19 aprile 2024
Aggiornato 03:00
Partito «incerto» sui risultati alle Amministrative

La campagna (scettica) di Berlusconi, e i fantasmi nel Pdl

La maggioranza teme la disfatta elettorale ma il Premier «non mollerà». E studia un piano B

ROMA - Lui l'ha già messo agli atti, «comunque vada non mollo». In modo che nessuno possa chiedergli un passo indietro nel caso in cui una slavina elettorale dovesse investire Pdl e governo. Ha condotto la campagna elettorale per i ballottaggi oscillando tra recriminazioni sui candidati prescelti, bulimia da videomessaggio tv e tentazioni di disimpegno. Di fatto, Silvio Berlusconi ha deciso di non decidere, di spendersi e non spendersi, di credere alla rimonta ma di non crederci davvero, fino in fondo.

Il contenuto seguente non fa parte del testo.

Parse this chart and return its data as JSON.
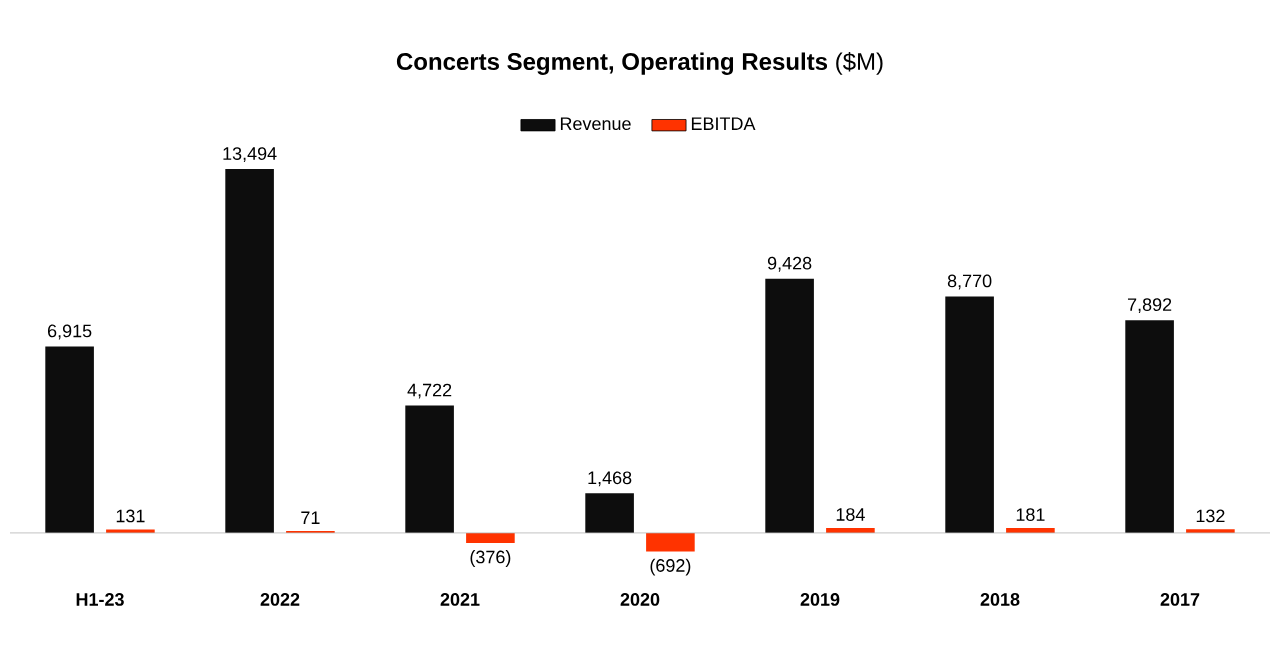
{
  "chart_data": {
    "type": "bar",
    "title": "**Concerts Segment, Operating Results** ($M)",
    "categories": [
      "H1-23",
      "2022",
      "2021",
      "2020",
      "2019",
      "2018",
      "2017"
    ],
    "series": [
      {
        "name": "Revenue",
        "color": "#0d0d0d",
        "values": [
          6915,
          13494,
          4722,
          1468,
          9428,
          8770,
          7892
        ],
        "value_labels": [
          "6,915",
          "13,494",
          "4,722",
          "1,468",
          "9,428",
          "8,770",
          "7,892"
        ]
      },
      {
        "name": "EBITDA",
        "color": "#ff3300",
        "values": [
          131,
          71,
          -376,
          -692,
          184,
          181,
          132
        ],
        "value_labels": [
          "131",
          "71",
          "(376)",
          "(692)",
          "184",
          "181",
          "132"
        ]
      }
    ],
    "legend": "top"
  }
}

Tanto che nel Pdl è partita la corsa a riposizionarsi nel caso in cui «martedì», spartiacque per i berlusconiani di tutte le correnti che vanno componendosi, l'edificio dovesse traballare fino a crollare. Regna l'incertezza, ma il sentimento più diffuso resta lo scetticismo. Perché il Cavaliere, dopo aver consultato sondaggi riservati e sembra niente affatto propizi, pare aver abbandonato la speranza del ribaltone meneghino e della conquista napoletana. Poi, se contro ogni pronostico dovesse invece farcela, tenendo Milano e strappando Napoli, allora davvero le lancette tornerebbero indietro al 15 dicembre. Sarebbe un film già visto, il Pdl che invano si organizza per un 'post Berlusconi' che il Cavaliere non intende concedere ad avversari esterni e competitor interni.

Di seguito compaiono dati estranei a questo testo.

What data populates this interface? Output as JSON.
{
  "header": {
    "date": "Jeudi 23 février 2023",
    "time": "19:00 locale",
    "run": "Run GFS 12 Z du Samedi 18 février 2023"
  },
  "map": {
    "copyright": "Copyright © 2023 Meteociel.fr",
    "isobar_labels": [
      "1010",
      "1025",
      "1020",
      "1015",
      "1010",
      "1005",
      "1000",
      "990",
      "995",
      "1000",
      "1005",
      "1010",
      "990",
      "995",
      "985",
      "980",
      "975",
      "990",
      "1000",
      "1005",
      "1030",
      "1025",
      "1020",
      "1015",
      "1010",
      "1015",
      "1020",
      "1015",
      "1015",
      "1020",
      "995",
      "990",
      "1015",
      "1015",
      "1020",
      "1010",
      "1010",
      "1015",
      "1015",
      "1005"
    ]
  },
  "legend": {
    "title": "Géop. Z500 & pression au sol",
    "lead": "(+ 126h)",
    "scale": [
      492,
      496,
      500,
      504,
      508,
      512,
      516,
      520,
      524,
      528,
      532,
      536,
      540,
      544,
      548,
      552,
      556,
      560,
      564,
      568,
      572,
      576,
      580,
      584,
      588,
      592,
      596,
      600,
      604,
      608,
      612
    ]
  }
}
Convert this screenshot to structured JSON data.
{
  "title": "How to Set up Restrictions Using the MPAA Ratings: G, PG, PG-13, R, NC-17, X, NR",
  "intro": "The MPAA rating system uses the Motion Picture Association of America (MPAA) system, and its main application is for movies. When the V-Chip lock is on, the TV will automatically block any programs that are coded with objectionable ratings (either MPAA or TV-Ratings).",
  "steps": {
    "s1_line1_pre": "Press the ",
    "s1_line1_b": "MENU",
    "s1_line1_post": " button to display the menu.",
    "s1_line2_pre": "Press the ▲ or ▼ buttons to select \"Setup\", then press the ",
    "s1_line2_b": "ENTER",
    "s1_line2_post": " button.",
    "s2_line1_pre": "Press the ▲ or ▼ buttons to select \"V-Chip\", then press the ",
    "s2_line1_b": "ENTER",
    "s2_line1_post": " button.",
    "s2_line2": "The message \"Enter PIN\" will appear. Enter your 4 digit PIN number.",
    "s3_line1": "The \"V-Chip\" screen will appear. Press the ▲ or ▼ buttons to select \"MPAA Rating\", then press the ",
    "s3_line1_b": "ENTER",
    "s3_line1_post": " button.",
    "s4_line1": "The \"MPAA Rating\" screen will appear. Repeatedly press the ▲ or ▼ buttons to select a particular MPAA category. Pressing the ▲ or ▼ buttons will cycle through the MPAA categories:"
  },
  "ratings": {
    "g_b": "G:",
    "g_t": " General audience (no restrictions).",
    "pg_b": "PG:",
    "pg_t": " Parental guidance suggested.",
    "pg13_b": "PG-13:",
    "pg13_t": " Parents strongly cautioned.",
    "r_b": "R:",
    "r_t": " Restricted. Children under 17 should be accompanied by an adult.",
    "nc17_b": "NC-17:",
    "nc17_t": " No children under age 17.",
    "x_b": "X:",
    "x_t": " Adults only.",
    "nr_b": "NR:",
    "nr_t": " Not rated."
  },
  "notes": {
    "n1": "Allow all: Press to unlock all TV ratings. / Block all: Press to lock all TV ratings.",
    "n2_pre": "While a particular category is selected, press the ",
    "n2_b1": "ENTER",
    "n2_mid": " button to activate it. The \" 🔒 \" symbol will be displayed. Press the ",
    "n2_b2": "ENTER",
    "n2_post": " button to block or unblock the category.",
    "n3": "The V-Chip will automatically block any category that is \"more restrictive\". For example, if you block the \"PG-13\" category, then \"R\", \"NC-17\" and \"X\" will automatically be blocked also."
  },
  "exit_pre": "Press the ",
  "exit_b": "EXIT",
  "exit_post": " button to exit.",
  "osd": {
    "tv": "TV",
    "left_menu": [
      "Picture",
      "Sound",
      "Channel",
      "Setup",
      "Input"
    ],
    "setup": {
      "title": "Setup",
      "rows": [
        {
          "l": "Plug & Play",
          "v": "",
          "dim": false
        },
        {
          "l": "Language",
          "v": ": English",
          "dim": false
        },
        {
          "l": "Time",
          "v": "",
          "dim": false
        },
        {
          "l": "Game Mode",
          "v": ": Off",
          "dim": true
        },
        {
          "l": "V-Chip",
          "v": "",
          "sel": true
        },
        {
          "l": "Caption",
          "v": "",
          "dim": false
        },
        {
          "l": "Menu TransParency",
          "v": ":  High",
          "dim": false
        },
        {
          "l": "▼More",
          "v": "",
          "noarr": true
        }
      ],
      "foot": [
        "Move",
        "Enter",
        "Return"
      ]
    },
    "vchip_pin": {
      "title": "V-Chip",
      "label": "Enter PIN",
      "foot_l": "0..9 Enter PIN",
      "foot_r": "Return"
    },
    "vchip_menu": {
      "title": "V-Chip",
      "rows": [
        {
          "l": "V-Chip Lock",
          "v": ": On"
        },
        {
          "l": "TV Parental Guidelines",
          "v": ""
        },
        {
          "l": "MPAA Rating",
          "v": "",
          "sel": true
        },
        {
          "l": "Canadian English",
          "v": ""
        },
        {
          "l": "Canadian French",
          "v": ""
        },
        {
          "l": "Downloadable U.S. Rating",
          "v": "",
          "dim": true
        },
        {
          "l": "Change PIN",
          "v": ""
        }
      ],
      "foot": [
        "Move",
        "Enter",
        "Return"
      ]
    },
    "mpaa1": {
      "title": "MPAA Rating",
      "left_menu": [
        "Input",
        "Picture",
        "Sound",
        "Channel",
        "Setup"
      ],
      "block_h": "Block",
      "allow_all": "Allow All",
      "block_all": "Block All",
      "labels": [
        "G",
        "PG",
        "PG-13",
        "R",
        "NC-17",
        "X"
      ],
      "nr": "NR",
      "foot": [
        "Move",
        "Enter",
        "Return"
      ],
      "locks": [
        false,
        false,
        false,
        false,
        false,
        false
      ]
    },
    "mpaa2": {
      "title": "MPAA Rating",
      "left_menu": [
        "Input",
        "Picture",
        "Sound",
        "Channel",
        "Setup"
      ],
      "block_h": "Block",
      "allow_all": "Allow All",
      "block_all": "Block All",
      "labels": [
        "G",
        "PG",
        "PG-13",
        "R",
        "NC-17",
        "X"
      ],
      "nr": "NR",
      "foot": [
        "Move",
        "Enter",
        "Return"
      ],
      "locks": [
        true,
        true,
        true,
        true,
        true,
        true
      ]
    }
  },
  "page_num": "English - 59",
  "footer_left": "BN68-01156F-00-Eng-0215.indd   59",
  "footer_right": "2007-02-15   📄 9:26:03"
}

E' stata una campagna elettorale molto diversa rispetto al primo turno, quella di Berlusconi in vista dei ballottaggi. Che a qualche azzurro ricorda quella del 2005, quando un Berlusconi di pessimo umore si spese solo in parte e alla fine perse di brutto. Stavolta ci ha provato, almeno al primo turno. Al risultato negativo sono seguiti giorni di silenzio, una fiammata a reti unificate, una lunga intervista a Porta a Porta senza l'atteso annuncio-sorpresa sul fisco, un ultimo comizio a Napoli. Niente Milano, deserti i palchi che avrebbero dovuto ospitarlo nel suo feudo, nessuna uscita pubblica con una Moratti giudicata candidata inadatta alla rimonta. Solo uno sfogo in mondovisione con Barack Obama contro i soliti giudici.

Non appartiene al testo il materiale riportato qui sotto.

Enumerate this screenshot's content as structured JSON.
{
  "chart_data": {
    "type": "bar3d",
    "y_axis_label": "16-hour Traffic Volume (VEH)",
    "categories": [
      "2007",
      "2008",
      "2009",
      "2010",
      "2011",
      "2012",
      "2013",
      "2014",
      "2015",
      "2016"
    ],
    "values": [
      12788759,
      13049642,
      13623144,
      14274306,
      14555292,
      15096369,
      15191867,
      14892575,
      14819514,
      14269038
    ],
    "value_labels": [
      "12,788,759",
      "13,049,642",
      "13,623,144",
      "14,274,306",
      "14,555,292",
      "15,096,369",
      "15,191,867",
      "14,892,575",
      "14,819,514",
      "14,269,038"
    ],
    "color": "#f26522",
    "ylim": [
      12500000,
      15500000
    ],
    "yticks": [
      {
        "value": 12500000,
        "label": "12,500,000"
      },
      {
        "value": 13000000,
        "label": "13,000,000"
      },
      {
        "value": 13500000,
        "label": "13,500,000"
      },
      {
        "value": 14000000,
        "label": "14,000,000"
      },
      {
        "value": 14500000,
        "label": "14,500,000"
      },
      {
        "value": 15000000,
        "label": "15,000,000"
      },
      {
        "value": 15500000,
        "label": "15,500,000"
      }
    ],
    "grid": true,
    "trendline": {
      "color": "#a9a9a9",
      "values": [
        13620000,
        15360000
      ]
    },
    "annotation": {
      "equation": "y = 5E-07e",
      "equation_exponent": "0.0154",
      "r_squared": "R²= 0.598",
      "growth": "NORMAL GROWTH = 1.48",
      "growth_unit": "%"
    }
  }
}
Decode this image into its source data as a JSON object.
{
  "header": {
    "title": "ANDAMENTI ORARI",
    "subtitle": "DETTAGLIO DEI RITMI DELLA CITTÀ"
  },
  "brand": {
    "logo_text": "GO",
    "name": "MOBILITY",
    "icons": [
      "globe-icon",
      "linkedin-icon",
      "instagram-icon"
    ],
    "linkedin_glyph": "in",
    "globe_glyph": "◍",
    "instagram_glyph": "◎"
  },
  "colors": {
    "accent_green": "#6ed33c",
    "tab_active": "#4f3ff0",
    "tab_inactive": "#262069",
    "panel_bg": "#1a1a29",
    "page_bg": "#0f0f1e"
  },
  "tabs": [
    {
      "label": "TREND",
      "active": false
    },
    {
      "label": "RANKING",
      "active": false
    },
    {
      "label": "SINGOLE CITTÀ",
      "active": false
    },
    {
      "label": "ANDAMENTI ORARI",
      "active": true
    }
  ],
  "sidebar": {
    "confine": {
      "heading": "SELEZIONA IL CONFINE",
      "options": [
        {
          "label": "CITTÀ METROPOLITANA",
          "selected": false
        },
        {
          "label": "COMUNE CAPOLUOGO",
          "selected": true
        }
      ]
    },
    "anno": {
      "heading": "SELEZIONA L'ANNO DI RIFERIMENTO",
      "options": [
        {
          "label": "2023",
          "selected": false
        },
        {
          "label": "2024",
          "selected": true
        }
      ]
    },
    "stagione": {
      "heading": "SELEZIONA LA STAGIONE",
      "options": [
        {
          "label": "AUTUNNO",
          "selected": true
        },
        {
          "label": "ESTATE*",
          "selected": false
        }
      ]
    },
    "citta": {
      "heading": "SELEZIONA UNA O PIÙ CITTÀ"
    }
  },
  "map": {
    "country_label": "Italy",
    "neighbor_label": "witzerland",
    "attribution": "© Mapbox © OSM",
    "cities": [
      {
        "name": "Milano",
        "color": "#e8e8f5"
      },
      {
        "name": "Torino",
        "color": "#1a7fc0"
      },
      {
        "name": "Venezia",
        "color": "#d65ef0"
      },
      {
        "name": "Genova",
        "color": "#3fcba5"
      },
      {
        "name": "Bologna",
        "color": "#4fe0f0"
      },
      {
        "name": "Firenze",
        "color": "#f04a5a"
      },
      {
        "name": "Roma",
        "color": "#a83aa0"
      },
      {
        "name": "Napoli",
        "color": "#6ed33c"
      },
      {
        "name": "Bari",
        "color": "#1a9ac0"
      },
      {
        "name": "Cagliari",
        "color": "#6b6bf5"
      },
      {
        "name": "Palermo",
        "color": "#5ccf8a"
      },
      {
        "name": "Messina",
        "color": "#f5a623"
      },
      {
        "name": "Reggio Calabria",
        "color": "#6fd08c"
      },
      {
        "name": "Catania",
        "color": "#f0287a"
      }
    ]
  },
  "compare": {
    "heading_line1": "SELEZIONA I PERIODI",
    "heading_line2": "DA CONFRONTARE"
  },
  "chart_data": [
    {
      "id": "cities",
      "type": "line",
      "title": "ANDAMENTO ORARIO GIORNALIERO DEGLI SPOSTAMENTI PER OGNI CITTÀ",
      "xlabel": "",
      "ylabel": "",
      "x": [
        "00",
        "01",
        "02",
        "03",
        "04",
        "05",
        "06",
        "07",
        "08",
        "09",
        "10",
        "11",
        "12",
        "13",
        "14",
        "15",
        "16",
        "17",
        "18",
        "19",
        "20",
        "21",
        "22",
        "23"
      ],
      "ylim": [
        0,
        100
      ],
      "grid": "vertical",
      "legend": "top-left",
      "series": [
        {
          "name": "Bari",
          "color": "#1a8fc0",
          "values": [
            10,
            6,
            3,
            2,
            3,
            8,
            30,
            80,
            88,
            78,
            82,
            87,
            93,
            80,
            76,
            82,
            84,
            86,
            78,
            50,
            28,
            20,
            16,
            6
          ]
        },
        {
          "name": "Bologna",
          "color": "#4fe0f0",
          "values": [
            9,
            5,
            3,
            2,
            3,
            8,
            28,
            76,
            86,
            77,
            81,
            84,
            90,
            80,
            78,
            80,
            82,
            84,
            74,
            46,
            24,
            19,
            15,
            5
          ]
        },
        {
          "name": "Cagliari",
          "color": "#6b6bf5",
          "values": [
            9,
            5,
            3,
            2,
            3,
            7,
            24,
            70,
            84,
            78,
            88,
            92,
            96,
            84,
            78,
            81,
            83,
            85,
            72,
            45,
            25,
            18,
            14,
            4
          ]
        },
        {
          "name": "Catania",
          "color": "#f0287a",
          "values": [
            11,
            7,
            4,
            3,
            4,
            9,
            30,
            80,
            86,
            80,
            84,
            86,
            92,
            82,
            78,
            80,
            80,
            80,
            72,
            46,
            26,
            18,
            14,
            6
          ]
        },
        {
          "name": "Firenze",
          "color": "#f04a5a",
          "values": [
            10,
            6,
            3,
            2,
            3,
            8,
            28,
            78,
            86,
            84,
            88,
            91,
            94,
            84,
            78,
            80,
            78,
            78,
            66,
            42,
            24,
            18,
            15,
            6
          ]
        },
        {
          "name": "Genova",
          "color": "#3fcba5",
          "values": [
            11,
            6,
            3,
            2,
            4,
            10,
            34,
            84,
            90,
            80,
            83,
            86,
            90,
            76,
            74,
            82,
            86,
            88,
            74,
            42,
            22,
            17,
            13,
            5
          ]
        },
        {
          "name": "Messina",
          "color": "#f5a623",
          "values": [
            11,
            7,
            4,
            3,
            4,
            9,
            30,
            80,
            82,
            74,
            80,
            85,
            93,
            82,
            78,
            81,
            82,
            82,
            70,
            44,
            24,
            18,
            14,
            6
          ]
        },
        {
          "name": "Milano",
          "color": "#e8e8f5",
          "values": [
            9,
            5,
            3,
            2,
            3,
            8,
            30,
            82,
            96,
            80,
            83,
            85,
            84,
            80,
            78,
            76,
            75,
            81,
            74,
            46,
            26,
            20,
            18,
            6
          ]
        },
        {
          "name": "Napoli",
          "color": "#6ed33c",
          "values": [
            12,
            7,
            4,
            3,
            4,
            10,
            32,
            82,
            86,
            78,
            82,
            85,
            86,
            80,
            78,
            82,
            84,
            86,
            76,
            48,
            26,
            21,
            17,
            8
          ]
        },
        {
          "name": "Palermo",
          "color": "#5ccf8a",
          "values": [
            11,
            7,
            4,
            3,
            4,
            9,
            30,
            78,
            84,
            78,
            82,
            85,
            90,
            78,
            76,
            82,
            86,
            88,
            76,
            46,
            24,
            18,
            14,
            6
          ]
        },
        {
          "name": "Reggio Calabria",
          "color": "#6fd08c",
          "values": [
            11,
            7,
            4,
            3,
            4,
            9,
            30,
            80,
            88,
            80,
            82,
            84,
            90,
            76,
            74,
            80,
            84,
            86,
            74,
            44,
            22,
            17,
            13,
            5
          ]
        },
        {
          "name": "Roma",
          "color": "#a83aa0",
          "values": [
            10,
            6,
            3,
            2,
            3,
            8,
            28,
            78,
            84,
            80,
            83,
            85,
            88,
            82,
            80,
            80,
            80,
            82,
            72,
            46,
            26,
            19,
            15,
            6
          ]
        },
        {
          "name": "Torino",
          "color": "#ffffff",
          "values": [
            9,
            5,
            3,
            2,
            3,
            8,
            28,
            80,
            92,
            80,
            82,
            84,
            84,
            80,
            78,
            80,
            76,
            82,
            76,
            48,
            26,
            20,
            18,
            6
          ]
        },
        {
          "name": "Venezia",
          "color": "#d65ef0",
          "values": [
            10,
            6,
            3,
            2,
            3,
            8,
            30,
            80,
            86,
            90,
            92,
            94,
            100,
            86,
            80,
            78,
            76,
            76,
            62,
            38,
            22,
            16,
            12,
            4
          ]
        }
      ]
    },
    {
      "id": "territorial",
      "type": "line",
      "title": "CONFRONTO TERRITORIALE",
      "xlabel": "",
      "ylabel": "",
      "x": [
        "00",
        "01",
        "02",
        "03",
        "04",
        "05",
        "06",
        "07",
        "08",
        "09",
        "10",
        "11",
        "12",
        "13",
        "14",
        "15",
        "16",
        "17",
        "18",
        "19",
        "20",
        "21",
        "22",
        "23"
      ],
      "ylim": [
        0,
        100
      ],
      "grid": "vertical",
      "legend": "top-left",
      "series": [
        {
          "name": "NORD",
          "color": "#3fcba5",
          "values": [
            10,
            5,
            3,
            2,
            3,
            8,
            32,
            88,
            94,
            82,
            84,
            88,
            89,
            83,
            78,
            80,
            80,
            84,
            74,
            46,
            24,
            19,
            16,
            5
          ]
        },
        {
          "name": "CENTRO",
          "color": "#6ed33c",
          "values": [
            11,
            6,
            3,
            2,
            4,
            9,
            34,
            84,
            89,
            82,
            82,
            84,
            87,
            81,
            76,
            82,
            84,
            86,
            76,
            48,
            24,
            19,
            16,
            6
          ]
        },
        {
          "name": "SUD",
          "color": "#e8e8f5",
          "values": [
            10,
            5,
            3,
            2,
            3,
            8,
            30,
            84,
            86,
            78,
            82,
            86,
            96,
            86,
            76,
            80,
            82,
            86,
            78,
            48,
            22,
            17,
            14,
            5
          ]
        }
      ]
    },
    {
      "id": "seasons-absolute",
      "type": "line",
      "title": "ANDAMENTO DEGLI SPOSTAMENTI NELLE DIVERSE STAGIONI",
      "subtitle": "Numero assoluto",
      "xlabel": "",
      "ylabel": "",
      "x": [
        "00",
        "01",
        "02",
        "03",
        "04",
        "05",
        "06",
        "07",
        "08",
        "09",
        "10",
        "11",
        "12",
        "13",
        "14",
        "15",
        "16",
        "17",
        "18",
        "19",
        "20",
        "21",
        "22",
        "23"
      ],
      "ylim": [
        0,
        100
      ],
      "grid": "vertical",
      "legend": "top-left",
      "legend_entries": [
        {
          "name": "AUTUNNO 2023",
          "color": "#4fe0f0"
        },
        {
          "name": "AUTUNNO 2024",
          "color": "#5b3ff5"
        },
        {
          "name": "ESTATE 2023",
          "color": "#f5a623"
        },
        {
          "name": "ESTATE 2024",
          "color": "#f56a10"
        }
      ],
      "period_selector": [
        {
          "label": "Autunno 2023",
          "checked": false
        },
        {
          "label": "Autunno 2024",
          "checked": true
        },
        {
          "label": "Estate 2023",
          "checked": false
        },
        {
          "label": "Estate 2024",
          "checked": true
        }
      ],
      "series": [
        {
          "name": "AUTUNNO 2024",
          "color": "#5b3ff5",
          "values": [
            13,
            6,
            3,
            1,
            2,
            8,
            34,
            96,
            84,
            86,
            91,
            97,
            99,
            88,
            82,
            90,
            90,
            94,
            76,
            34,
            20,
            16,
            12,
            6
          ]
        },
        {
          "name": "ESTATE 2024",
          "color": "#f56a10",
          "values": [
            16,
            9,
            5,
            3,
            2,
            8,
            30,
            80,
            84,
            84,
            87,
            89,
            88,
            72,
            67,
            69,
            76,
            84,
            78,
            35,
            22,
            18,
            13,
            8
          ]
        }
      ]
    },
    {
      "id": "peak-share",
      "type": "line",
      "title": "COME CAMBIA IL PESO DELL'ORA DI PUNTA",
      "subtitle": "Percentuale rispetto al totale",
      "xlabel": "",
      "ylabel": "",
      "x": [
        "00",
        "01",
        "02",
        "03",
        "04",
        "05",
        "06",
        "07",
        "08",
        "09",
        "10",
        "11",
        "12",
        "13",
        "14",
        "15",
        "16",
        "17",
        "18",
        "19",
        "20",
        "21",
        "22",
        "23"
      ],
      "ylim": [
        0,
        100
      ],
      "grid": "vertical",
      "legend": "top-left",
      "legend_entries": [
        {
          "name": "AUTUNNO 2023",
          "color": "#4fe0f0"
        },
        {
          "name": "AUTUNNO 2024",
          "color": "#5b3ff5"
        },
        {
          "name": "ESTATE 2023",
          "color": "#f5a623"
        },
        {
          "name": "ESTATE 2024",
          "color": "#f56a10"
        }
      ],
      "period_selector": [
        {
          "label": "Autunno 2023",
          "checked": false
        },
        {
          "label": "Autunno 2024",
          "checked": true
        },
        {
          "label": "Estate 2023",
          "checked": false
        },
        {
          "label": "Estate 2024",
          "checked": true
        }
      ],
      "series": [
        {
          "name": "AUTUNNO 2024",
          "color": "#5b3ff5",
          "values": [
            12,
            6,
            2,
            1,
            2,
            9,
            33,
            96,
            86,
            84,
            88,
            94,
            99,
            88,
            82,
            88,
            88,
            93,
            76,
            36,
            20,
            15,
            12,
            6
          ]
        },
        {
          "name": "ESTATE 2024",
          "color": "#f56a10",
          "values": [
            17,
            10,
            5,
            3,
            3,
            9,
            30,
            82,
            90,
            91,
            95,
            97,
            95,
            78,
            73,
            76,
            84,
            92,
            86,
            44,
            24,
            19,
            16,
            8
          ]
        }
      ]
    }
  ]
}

E ora, se davvero il Pdl dovesse perdere Milano e Napoli, ma anche cedere il passo a Trieste e - avrebbe del clamoroso - passare il testimone alla sinistra anche nella moderatissima Cagliari, Berlusconi cosa farà? Come risponderà alle trame di correnti che pensano già al 'dopo' e allo spettro di una Lega ormai impaziente e sempre in bilico? Al netto di colpi di scena, scenari di ribaltone o di transizione morbida, se glielo concederanno il premier proverà a rilanciare l'intesa con il Carroccio, tenterà di farsi forte del rapporto con «l'amico Umberto», spingerà sull'acceleratore di una riforma fiscale sempre annunciata e mai realizzata. E metterà mano - se i veti incrociati lo renderanno possibile - a un partito sempre più balcanizzato. A meno che non si decida alla fine a tentare la rischiosa strada di un esecutivo bis, un piano B valutato nelle ultime ore ai massimi livelli del centrodestra. In fondo, mercoledì scorso ha detto quello che davvero pensa a quei milioni di spettatori sintonizzati sul programma di Vespa: «Esiste un governo senza Berlusconi e senza voto? In questo momento mi sembra molto difficile. Se mi venisse un colpo domani mattina il Pdl avrebbe un mio successore da proporre alla Lega».